## Problem Statment
Santander wants to Identify which customers will make at least one transaction in the future irrespective of the amount. Santander therefore wants a model that will predict future customer transactions with real data provided but unidentified for security purposes.
The data has 200 numerical values of anonimyzed data which will be used to analyse the customer relations with the business.

## Project Planning
### Exploratory Data Analysis
### Data Visualization using Statistical methods
### Implementation of most suitable machine learning algorithm
### Predict and display future comsumer transactions

In [1]:
#IMPORTING NECESSARY PACKAGES
import pandas as pd
import numpy as np
import matplotlib.pyplot as plt
import math
import seaborn as sns
import warnings
from scipy.stats.stats import pearsonr
import itertools
from scipy import stats

In [2]:
# link to data set from Kaggle
#
# https://www.kaggle.com/c/santander-customer-transaction-prediction/data

data = pd.read_csv('train.csv')

In [3]:
data.head(5)

Unnamed: 0,ID_code,target,var_0,var_1,var_2,var_3,var_4,var_5,var_6,var_7,...,var_190,var_191,var_192,var_193,var_194,var_195,var_196,var_197,var_198,var_199
0,train_0,0,8.9255,-6.7863,11.9081,5.093,11.4607,-9.2834,5.1187,18.6266,...,4.4354,3.9642,3.1364,1.691,18.5227,-2.3978,7.8784,8.5635,12.7803,-1.0914
1,train_1,0,11.5006,-4.1473,13.8588,5.389,12.3622,7.0433,5.6208,16.5338,...,7.6421,7.7214,2.5837,10.9516,15.4305,2.0339,8.1267,8.7889,18.356,1.9518
2,train_2,0,8.6093,-2.7457,12.0805,7.8928,10.5825,-9.0837,6.9427,14.6155,...,2.9057,9.7905,1.6704,1.6858,21.6042,3.1417,-6.5213,8.2675,14.7222,0.3965
3,train_3,0,11.0604,-2.1518,8.9522,7.1957,12.5846,-1.8361,5.8428,14.925,...,4.4666,4.7433,0.7178,1.4214,23.0347,-1.2706,-2.9275,10.2922,17.9697,-8.9996
4,train_4,0,9.8369,-1.4834,12.8746,6.6375,12.2772,2.4486,5.9405,19.2514,...,-1.4905,9.5214,-0.1508,9.1942,13.2876,-1.5121,3.9267,9.5031,17.9974,-8.8104


In [None]:
# A DESCRIPTION OF THE DATA SET
data.describe()

In [None]:
#CALCULATE NUMBER OF MISSING VALUES IN TRAIN AND TEST DATAFRAMES
def check_null_values(df):
    flag=df.isna().sum().any()
    if flag==True:
        total = df.isnull().sum()
        percent = (df.isnull().sum())/(df.isnull().count()*100)
        output = pd.concat([total, percent], axis=1, keys=['Total', 'Percent'])
        data_type = []
        for col in df.columns:
            dtype = str(df[col].dtype)
            data_type.append(dtype)
        output['Types'] = data_type
        return(np.transpose(output))
    else:
        return(False)

In [None]:
check_null_values(data)

In [None]:
#DISTRIBUTION OF THE TARGET VALUE IN TRAIN DATASET
f,ax=plt.subplots(1,2,figsize=(18,8))
data['target'].value_counts().plot.pie(explode=[0,0.1],autopct='%1.1f%%',ax=ax[0],shadow=True)
ax[0].set_title('target')
ax[0].set_ylabel('')
sns.countplot('target',data=data,ax=ax[1])
ax[1].set_title('Target')
plt.show()
#SINCE THERE ARE 10.0% VALUES WITH 1, THE DATA IS UNBALANCED WRT TARGET VALUE

In [None]:
# DENSITY PLOTS OF EACH FEATURE WITH THE TARGET VALUES(0,1) i.e 
# How each feature infleunces the target being a 0 or a 1 using a density graph.

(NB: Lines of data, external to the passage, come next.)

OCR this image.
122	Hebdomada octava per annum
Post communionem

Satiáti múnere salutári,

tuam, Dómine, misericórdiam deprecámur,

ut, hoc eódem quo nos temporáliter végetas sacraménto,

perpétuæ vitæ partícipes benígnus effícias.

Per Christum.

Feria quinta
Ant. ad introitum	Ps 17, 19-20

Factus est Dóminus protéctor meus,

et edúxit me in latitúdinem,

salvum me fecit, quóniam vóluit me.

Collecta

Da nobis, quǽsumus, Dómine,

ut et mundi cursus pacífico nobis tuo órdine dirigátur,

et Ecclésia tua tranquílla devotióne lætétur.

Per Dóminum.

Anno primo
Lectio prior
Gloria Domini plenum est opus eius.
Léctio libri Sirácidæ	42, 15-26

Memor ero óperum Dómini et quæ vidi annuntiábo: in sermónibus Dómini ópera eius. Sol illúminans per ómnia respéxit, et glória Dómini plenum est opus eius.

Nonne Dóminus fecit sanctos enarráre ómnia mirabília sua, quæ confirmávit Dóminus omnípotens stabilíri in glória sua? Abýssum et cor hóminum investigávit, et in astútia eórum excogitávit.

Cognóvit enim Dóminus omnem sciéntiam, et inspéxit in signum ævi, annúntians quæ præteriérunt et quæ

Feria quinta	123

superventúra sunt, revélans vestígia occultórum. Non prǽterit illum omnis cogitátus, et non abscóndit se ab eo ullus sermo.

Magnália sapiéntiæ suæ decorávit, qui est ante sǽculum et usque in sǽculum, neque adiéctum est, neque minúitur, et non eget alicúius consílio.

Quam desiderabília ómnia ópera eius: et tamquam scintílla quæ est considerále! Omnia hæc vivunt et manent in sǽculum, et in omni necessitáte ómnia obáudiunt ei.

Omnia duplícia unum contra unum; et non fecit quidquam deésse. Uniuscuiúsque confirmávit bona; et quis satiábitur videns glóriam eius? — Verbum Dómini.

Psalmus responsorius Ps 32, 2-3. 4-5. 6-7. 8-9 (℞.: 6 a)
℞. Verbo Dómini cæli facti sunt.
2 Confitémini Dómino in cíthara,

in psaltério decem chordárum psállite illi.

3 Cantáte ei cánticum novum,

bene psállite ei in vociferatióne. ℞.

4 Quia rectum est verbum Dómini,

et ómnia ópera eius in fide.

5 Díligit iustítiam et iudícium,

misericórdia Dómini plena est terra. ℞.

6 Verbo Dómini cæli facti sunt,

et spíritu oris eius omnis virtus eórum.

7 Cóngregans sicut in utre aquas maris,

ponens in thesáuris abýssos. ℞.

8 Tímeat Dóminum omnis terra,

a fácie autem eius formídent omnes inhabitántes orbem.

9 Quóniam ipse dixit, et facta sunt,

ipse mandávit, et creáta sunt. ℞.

def plot_feature_distribution(df1, df2, label1, label2, features):
    i = 0
    sns.set_style('whitegrid')
    plt.figure()
    fig, ax = plt.subplots(10,10,figsize=(18,22))

    for feature in features:
        i += 1
        plt.subplot(10,10,i)
        sns.kdeplot(df1[feature], bw=0.5,label=label1)
        sns.kdeplot(df2[feature], bw=0.5,label=label2)
        plt.xlabel(feature, fontsize=9)
        locs, labels = plt.xticks()
        plt.tick_params(axis='x', which='major', labelsize=6, pad=-6)
        plt.tick_params(axis='y', which='major', labelsize=6)
    plt.tight_layout()
    plt.show();
    
t0 = data.loc[data['target'] == 0]
t1 = data.loc[data['target'] == 1]
features_1 = data.columns.values[2:102]
plot_feature_distribution(t0, t1, '0', '1', features_1)

In [None]:
#The last 100 features
features_2 = data.columns.values[102:202]
plot_feature_distribution(t0, t1, '0', '1', features_2)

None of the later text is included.